In their regular threat hunting exercise, Insikt Group, a threat research division of Recorded Future, found a new threat campaign by the notorious Iran-nexus threat activity group known as the TAG-56. The threat research branch first came across a phishing campaign, and upon following the trail, they found that it was linked to the notorious Iran-nexus threat activity group TAG-56.
According to researchers, the threat actors were impersonating a “Microsoft registration form for the 2022 Sir Bani Yas Forum hosted by the government of the United Arab Emirates (UAE).” The URLs used by the threat actors were usually shortened to mask the words and letters to trick users into clicking them. The links were able to lead the victims to visit malicious websites that aimed to steal the user credential.
Technical analysis of the phishing campaign by TAG-56
TAG-56 is believed to be backed by proficient hacker groups. In their research, the Group identified five domains used to create fraudulent websites in the campaign. On November 3, 2022, Insikt Group found URL scans from a UAE-based user who happens to be using the same Microsoft registration form detected by the threat research company.
According to the research team, the threat actors were using spear phishing messages to target their victims wherein they lured the victims into clicking the links that take them to an apex domain name — mailer-daemon[.]net — where the spoofed registration page is hosted. The threat actors used public domain providers and hosting services such as Namecheap to run their fake websites and constantly changed their addresses to avoid detection.

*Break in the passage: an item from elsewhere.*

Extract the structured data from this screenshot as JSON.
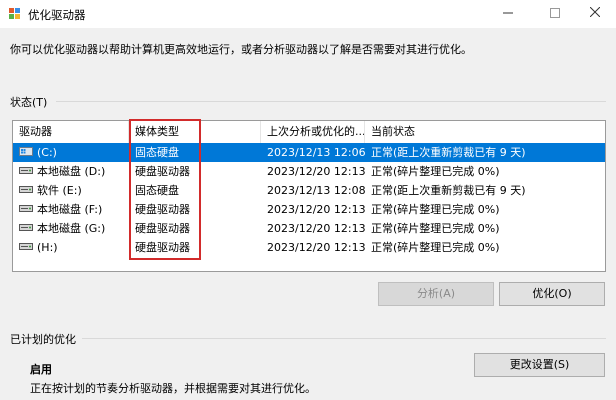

Additionally, Insikt Group found four more domains associated with the campaign and used the same domain name convention as mailer-daemon[.]net. Except for this domain, all the other three used Namecheap’s shared hosting services to host the websites. According to researchers’ resources, open-source research, in this case, believes that members of the Phosphorus APT group used the same technique of employing “mailerdaemon[.]me” and “mailer-daemon-message[.] co-like domains to target victims.